Wednesday, April 18, 2012

British colonial files released following legal challenge

Secret files from British colonial rule - once thought lost - have been released by the government, one year after they came to light in a High Court challenge to disclose them.
Some of the papers cover controversial episodes: the Mau Mau uprising in Kenya, the evacuation of the Chagos Islands, and the Malayan Emergency.
They also reveal efforts to destroy and reclassify sensitive files.
The Foreign Office says it is now releasing "every paper" it can.
But academics say the Foreign Office's "failure" to deliver the archive for decades has created a "legacy of suspicion".
In particular, the first batch of papers reveal:
  • Official fears that Nazis - pretending to catch butterflies - were plotting to invade East Africa in 1938
  • Detailed accounts of the policy of seizing livestock from Kenyans suspected of supporting Mau Mau rebels in the 1950s
  • Secret plans to deport a Greek Cypriot leader to the Seychelles despite launching talks with him to end a violent rebellion in Cyprus in 1955
  • Efforts to deport Chagos islanders from the British Indian Ocean Territories
  • Concerns over the "anti-American and anti-white" tendency of Kenyan students sent to study in the US in 1959 - the same year Barack Obama's Kenyan father enrolled at university in Hawaii
In January 2011 - following a High Court case brought by four Kenyans involved in the Mau Mau rebellion - the government was forced to admit that 8,800 files had been secretly sent to Britain from colonies, prior to their independence.
It said the files had been held "irregularly".
Professor David Anderson, an adviser to the Kenyans in the case and professor of African History at Oxford University, said progress had been made retrieving "the 'lost' British Empire archive", but added there was still a "lurking culture of secrecy" within government.
"The British government did lie about this earlier on... this saga was both a colonial conspiracy and a bureaucratic bungle."
He added that the release of the files would help "clear the air on Britain's imperial past".

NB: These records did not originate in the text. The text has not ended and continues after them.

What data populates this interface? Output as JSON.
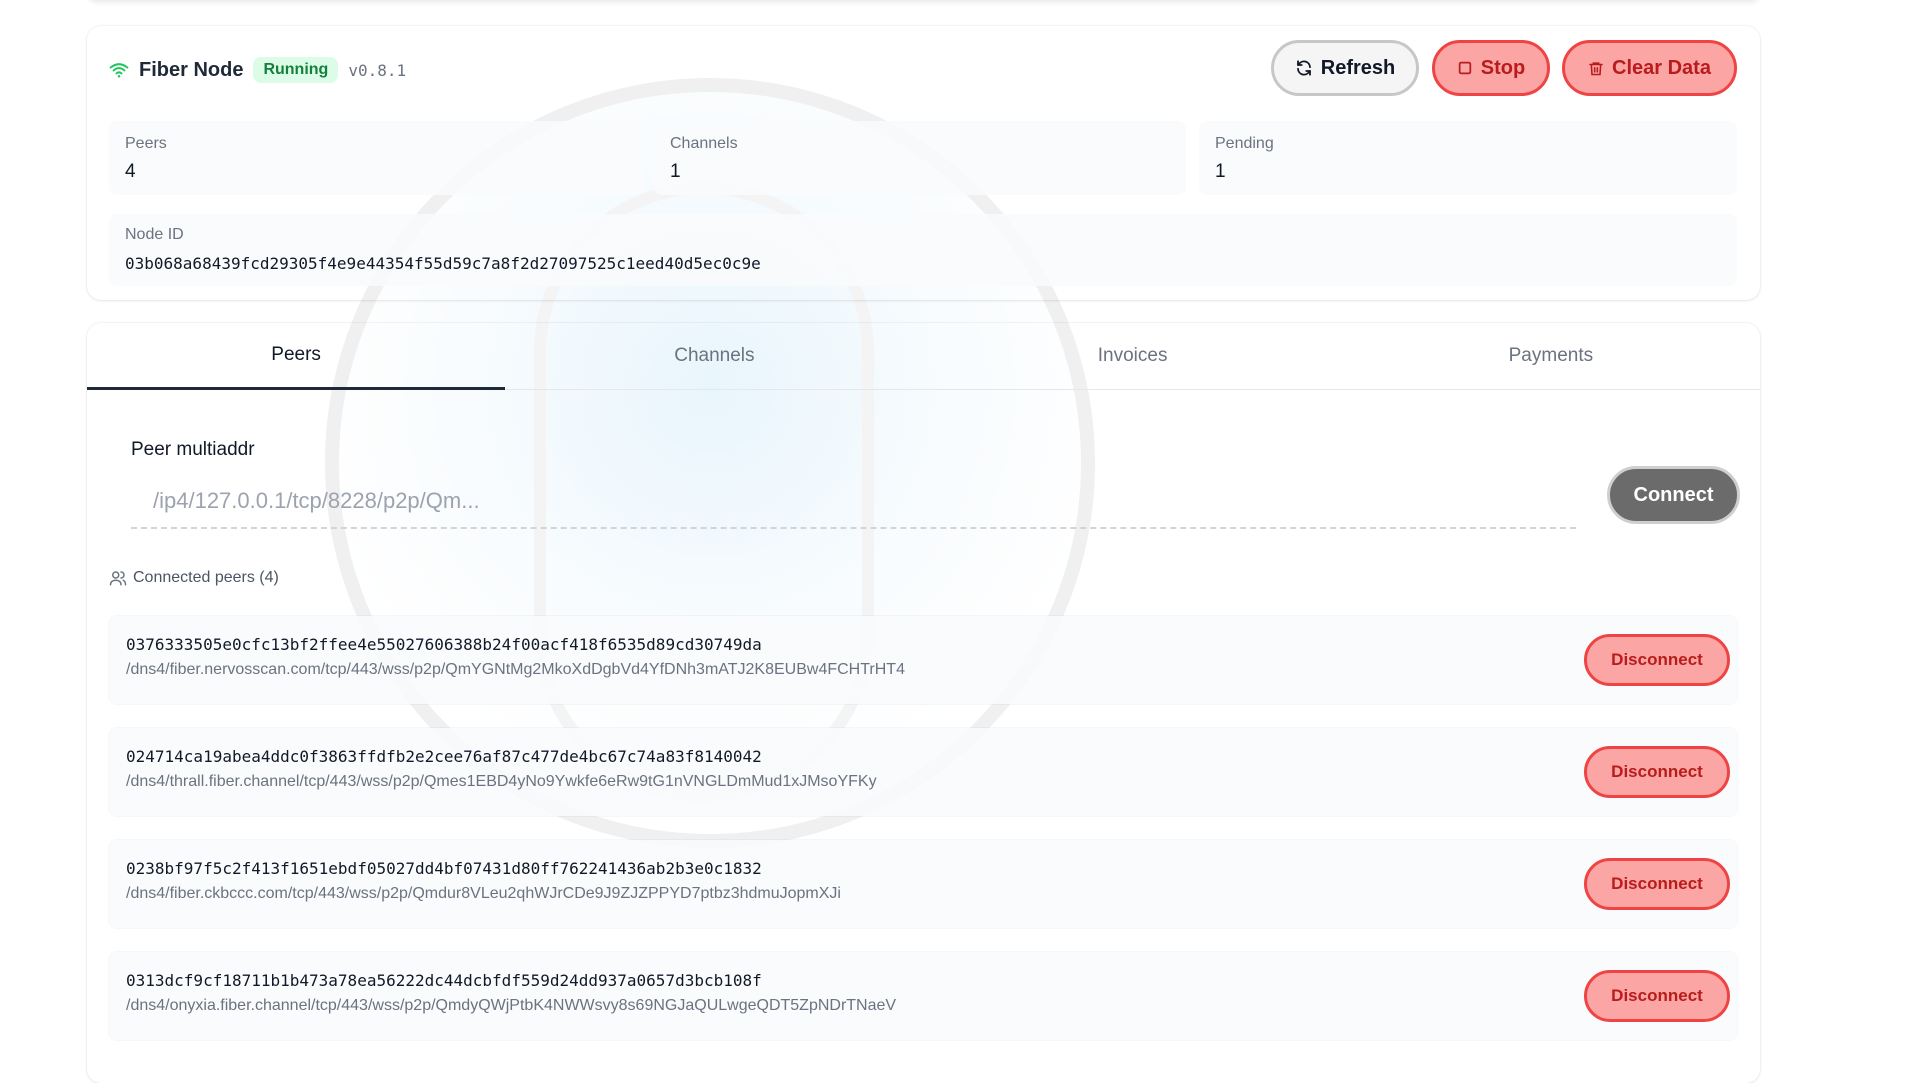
{
  "node": {
    "title": "Fiber Node",
    "status": "Running",
    "version": "v0.8.1",
    "buttons": {
      "refresh": "Refresh",
      "stop": "Stop",
      "clear": "Clear Data"
    },
    "stats": [
      {
        "label": "Peers",
        "value": "4"
      },
      {
        "label": "Channels",
        "value": "1"
      },
      {
        "label": "Pending",
        "value": "1"
      }
    ],
    "node_id_label": "Node ID",
    "node_id": "03b068a68439fcd29305f4e9e44354f55d59c7a8f2d27097525c1eed40d5ec0c9e"
  },
  "tabs": [
    {
      "label": "Peers",
      "active": true
    },
    {
      "label": "Channels",
      "active": false
    },
    {
      "label": "Invoices",
      "active": false
    },
    {
      "label": "Payments",
      "active": false
    }
  ],
  "connect": {
    "label": "Peer multiaddr",
    "placeholder": "/ip4/127.0.0.1/tcp/8228/p2p/Qm...",
    "value": "",
    "button": "Connect"
  },
  "peers": {
    "heading": "Connected peers (4)",
    "disconnect_label": "Disconnect",
    "items": [
      {
        "id": "0376333505e0cfc13bf2ffee4e55027606388b24f00acf418f6535d89cd30749da",
        "addr": "/dns4/fiber.nervosscan.com/tcp/443/wss/p2p/QmYGNtMg2MkoXdDgbVd4YfDNh3mATJ2K8EUBw4FCHTrHT4"
      },
      {
        "id": "024714ca19abea4ddc0f3863ffdfb2e2cee76af87c477de4bc67c74a83f8140042",
        "addr": "/dns4/thrall.fiber.channel/tcp/443/wss/p2p/Qmes1EBD4yNo9Ywkfe6eRw9tG1nVNGLDmMud1xJMsoYFKy"
      },
      {
        "id": "0238bf97f5c2f413f1651ebdf05027dd4bf07431d80ff762241436ab2b3e0c1832",
        "addr": "/dns4/fiber.ckbccc.com/tcp/443/wss/p2p/Qmdur8VLeu2qhWJrCDe9J9ZJZPPYD7ptbz3hdmuJopmXJi"
      },
      {
        "id": "0313dcf9cf18711b1b473a78ea56222dc44dcbfdf559d24dd937a0657d3bcb108f",
        "addr": "/dns4/onyxia.fiber.channel/tcp/443/wss/p2p/QmdyQWjPtbK4NWWsvy8s69NGJaQULwgeQDT5ZpNDrTNaeV"
      }
    ]
  },
  "colors": {
    "danger": "#ef4444",
    "danger_fill": "#fca5a5",
    "success_bg": "#dcfce7",
    "success_text": "#15803d"
  },
  "icons": {
    "status": "wifi-icon",
    "refresh": "refresh-icon",
    "stop": "stop-icon",
    "clear": "trash-icon",
    "peers": "users-icon"
  }
}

'Migrated' files The 1,200 records being released are the first of six tranches to be made public at the National Archives by November 2013.
They cover the period between the 1930s and 1970s and were physically transferred or "migrated" to the UK.
The archive contains official documents from the former territories of Aden, Anguilla, Bahamas, Basutoland (Lesotho), Bechuanaland (Botswana), British Indian Ocean Territories, Brunei, Cyprus, Kenya, Malaya, Sarawak and the Seychelles.
The archive released on Wednesday details how British colonial officials selected files for secret "migration" back to Britain - using criteria set out in a 1961 memo by the Secretary of State for the Colonies, Iain Macleod.
'Burned and destroyed' They were instructed to keep papers that might embarrass the UK government, other governments, the police, military forces or public servants; might compromise sources of intelligence; or might be used unethically by ministers of successive governments.